Unable to get IPv6 to work (Apache)

[WhiteDog]

Hello,

I am experimenting with cPanel 11.40.0.9 and IPv6. The server itself runs CentOS 5.9.

When I test my domain using e.g. IPv6 test - web site reachability I get the following result:
Checking for AAAA DNS record = 2001:XXXX:4300:YYYY:3::1
Checking for IPv6 web server = web server is unreachable

I can ping 2001:XXXX:4300:YYYY:3:0:0:0 using an external site
Executing ping6 ipv6.google.com also works

This is what i have done so far:
1. added "NETWORKING_IPV6=yes" to /etc/sysconfig/network
2. added "IPV6INIT=yes + IPV6ADDR=2001:XXXX:4300:YYYY:3:0:0:0 + IPV6_DEFAULTGW=2001:1af8:4300:YYYY:0:0:0:1" (+ = newline) to /etc/sysconfig/network-scripts/ifcfg-eth0
3. Added the range 2001:XXXX:4300:YYYY:3:0:0:0/112 in cPanel
4. Enabled IPv6 for a site using the cPanel interface.
5. Executed service network restart + /etc/init.d/ipaliases restart + apache restart

Observation:
When I enable or disable IPv6 using the cPanel interface for a domain, I receive the error "Request Timed Out". When I check back a minute later the domain is marked as "ENABLED".

So it appears IPv6 is working on my server but that Apache is not configured to listen to it or blocking it.
I also tried to temporarely disable the CSF firewall.

Any idea what I'm missing or where the "Request Timed Out" comes from?
Any log files I can check?

Many thanks!

 

[cPanelKenneth]

Are the IPv6 addresses added to the Apache Configuration?

 

[WhiteDog]

Are the IPv6 addresses added to the Apache Configuration?

Hi Kenneth,

How do I check / change that?
Is this not done when using the "Enable IPv6" or the "IPv6 Ranges" feature in cPanel?

 

[cPanelKenneth]

Look in /usr/local/apache/conf/httpd.conf. You should find, at minimum, an IPv6 address for each virtualhost associated with an account you granted IPv6 functionality too. This check is simply a standard troubleshooting step.

If there are no IPv6 entries in the Apache config then something is amiss. In that case I recommend you open a support ticket with us https://support.cpanel.net

 

[WhiteDog]

Look in /usr/local/apache/conf/httpd.conf. You should find, at minimum, an IPv6 address for each virtualhost associated with an account you granted IPv6 functionality too. This check is simply a standard troubleshooting step.

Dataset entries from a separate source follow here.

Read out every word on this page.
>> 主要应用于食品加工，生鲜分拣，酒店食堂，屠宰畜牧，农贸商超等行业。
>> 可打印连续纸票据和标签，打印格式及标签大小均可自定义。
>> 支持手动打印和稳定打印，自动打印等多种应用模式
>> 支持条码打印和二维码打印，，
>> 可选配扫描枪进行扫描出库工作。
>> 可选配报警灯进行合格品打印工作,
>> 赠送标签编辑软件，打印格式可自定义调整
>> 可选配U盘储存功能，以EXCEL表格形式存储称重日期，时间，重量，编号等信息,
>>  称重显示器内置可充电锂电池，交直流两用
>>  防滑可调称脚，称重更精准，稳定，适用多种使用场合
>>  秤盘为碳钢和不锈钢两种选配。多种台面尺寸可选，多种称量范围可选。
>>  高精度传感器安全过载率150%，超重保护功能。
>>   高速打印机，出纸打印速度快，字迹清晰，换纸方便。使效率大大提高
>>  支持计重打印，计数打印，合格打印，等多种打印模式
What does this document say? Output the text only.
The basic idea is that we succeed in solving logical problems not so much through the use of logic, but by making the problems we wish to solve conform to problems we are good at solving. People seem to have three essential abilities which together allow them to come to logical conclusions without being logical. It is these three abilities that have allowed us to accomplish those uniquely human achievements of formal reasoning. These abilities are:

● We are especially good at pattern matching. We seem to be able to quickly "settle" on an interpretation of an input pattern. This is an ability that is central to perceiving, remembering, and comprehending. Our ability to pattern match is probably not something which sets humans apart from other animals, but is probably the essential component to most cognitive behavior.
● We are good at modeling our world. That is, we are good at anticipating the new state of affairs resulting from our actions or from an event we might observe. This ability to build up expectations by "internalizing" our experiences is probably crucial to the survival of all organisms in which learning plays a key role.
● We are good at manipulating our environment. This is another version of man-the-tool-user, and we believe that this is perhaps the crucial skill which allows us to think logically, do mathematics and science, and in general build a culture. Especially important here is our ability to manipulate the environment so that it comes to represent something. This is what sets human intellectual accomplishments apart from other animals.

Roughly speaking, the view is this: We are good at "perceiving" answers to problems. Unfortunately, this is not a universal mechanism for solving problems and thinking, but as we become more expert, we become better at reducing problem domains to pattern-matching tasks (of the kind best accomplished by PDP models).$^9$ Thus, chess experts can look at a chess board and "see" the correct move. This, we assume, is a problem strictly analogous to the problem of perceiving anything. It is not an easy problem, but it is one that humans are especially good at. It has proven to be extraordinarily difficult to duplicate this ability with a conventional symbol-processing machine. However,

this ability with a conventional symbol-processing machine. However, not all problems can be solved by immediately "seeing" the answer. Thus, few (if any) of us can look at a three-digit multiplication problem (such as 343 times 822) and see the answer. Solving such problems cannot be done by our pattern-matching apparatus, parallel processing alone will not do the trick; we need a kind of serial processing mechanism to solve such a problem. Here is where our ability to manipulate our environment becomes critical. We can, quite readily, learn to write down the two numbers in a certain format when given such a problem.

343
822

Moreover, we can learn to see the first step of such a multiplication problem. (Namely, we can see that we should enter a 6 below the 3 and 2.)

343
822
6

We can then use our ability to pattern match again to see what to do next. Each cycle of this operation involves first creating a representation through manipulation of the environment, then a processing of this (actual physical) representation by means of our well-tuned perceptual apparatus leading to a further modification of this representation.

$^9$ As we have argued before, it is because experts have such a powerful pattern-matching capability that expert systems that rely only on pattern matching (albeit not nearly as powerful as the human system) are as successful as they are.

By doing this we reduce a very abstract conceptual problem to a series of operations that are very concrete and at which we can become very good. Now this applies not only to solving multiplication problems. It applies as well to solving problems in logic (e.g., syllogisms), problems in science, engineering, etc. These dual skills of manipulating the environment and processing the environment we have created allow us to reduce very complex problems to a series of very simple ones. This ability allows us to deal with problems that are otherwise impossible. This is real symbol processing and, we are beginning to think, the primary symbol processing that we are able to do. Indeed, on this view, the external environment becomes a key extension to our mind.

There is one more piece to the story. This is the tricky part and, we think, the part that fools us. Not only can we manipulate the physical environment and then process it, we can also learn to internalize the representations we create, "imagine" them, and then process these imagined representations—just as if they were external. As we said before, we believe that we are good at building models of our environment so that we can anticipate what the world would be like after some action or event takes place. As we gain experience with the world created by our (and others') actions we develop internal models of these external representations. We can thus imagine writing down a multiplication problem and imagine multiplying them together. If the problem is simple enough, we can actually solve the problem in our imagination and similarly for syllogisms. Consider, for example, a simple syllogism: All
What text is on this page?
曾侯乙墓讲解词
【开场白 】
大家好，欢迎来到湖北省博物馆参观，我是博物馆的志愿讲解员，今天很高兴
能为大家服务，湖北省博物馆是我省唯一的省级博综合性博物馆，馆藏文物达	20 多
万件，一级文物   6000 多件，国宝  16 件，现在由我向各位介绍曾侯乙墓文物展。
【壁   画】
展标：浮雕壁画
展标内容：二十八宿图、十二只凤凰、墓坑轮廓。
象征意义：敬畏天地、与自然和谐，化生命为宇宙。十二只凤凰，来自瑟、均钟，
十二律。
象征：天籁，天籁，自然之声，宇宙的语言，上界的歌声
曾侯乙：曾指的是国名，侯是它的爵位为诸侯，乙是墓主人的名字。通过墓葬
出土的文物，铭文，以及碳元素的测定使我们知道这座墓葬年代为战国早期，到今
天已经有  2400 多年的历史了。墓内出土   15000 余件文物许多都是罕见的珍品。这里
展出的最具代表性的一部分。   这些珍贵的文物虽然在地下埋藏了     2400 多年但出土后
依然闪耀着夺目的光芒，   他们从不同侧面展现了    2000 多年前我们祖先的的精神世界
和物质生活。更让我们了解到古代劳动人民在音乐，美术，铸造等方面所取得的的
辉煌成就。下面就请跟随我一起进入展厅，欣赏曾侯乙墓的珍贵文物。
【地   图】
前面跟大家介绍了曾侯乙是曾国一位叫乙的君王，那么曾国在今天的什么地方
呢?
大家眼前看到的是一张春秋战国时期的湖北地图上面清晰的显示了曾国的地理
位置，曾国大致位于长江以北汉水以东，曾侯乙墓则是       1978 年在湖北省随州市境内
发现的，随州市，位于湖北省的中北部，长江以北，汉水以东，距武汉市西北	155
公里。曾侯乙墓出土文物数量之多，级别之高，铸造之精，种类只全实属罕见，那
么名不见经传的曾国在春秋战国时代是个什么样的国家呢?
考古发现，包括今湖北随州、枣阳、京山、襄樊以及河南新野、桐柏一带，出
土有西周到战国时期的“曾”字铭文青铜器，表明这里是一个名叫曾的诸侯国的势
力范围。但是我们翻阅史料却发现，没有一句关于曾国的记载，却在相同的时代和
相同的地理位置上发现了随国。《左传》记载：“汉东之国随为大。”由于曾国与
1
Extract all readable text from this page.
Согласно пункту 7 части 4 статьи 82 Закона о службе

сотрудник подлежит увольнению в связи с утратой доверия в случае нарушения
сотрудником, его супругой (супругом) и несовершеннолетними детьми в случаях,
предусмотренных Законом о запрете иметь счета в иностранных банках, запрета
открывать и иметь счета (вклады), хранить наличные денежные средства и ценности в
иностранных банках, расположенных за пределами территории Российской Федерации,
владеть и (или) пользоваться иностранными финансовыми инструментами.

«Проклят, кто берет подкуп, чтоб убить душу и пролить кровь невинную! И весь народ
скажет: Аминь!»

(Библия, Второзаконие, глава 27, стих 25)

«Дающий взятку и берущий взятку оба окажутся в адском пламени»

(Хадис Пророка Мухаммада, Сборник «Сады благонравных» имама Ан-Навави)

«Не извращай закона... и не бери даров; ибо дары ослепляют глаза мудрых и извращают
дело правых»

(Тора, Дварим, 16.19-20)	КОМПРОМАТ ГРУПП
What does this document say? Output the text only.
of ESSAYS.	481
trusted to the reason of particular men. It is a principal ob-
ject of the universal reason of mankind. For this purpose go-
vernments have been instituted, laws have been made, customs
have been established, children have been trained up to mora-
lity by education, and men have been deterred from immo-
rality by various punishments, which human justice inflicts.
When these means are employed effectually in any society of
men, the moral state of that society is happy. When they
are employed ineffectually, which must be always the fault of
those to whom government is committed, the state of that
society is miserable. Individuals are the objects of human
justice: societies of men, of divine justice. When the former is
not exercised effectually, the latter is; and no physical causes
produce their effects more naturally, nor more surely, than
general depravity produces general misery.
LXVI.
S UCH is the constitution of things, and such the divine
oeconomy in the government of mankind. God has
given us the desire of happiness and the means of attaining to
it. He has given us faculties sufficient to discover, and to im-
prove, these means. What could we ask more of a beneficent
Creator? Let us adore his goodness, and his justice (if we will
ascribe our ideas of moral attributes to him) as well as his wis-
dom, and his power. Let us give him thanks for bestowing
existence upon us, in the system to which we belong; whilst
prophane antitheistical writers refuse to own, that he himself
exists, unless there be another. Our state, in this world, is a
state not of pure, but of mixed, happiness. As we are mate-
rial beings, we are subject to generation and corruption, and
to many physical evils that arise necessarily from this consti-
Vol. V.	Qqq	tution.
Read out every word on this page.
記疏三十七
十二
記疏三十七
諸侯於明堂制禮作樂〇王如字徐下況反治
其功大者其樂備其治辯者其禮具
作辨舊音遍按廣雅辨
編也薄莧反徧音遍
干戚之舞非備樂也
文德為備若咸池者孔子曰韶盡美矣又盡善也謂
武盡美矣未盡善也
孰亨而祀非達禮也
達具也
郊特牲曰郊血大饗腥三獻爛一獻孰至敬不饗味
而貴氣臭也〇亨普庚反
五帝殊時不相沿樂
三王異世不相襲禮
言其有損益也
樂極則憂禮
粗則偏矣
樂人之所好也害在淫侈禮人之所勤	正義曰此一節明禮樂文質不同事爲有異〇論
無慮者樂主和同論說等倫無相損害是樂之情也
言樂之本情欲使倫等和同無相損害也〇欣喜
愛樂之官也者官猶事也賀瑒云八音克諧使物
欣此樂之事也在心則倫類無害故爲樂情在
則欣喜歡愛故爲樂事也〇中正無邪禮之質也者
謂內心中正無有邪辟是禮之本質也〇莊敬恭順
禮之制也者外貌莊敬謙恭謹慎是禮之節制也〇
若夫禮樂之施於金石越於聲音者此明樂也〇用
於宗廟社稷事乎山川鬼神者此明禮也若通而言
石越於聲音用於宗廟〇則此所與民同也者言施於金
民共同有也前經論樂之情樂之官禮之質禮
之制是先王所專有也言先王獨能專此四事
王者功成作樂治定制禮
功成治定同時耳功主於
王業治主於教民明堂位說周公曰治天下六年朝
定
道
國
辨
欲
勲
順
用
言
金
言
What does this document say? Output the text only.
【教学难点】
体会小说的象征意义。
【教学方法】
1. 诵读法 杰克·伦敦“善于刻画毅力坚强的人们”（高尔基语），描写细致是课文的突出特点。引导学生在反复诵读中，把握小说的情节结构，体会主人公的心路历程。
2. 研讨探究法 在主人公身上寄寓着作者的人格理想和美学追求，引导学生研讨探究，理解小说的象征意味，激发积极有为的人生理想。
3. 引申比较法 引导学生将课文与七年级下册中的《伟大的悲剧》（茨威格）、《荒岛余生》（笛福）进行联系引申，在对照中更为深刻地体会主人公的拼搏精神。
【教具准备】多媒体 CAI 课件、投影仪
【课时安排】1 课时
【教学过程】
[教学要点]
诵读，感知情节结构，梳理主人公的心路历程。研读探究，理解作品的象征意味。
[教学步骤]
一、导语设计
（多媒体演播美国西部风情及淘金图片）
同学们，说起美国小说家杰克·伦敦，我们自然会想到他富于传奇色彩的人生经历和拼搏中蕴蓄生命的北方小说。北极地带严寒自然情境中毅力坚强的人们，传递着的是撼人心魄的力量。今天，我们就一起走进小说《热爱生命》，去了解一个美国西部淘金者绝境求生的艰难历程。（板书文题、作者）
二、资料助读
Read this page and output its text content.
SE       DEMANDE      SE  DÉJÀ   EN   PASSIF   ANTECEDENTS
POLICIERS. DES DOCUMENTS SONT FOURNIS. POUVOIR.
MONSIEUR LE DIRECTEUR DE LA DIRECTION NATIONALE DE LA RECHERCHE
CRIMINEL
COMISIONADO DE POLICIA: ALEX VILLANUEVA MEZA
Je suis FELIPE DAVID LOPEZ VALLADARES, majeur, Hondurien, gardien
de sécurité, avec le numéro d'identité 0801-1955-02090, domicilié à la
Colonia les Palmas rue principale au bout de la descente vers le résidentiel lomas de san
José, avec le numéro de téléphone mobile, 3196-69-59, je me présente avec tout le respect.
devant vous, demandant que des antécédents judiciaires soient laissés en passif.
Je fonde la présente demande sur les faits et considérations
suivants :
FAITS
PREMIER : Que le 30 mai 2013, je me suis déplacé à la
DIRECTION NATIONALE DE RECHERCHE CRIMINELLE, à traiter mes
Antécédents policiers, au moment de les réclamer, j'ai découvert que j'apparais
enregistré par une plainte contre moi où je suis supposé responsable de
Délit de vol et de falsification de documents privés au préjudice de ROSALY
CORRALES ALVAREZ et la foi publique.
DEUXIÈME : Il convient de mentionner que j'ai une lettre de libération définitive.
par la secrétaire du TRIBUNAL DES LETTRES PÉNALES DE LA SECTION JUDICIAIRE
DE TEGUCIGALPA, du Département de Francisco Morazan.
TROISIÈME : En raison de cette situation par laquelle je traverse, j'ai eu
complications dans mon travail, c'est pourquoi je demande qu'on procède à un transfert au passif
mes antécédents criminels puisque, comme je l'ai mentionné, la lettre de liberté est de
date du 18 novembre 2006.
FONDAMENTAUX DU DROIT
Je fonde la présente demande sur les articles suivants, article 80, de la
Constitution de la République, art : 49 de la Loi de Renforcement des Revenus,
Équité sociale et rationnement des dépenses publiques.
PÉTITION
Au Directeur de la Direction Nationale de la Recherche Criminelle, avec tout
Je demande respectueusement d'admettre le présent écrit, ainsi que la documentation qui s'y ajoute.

If there are no IPv6 entries in the Apache config then something is amiss. In that case I recommend you open a support ticket with us https://support.cpanel.net

I can find a bunch of IPv6 entries:

</VirtualHost>
NameVirtualHost [AAAA:BBBB:XXXX:YYYY:0003:0000:0000:0000]:80
<VirtualHost 12.34.56.78:80 [AAAA:BBBB:XXXX:YYYY:0003:0000:0000:0000]:80>
    ServerName domain.com

I have now also enabled the IPv6 firewall in CSF. As I am using a pre 2.6.20 kernel CSF is configured to IPV6_SPI = 0 and all outgoing ports open as CSF instructs.
I can also see incoming ipv6 traffic in the iptables log. Even more, if I remove port 80 from the allowed incoming ports the web server check i mentioned above is actively blocked:
Oct 18 16:07:08 cloud kernel: Firewall: *TCP6IN Blocked* IN=eth0 OUT= MAC=00:50:56:82:38:41:00:d0:00:fb:90:00:86:dd SRC=2001:41d0:0008:e8ad:0000:0000:0000:0001 DST=2001:XXXX:4300:YYYY:0003:0000:0000:0000 LEN=80 TC=0 HOPLIMIT=57 FLOWLBL=0 PROTO=TCP SPT=44472 DPT=80 WINDOW=14400 RES=0x00 SYN URGP=0

I think this rules out this being a problem on network or firewall level.

 

[WhiteDog]

Testing with Validador IPv6 - Teste seu sítio I get:
* The server does not responds to a HEAD requisition. This is the most important test, this site is not accessible over IPv6!
* It is possible to ping the server over IPv6.
* The authoritative DNS server is accessible over IPv6.

 

[WhiteDog]

When I update in htpd.conf "Listen 0:0:0:0:80" to "Listen *:80" all the IPv6 tests start working

I know the proper way to adjust this is via "Tweak Settings". Is it normal that I have to change this manually? Or should this change not be required?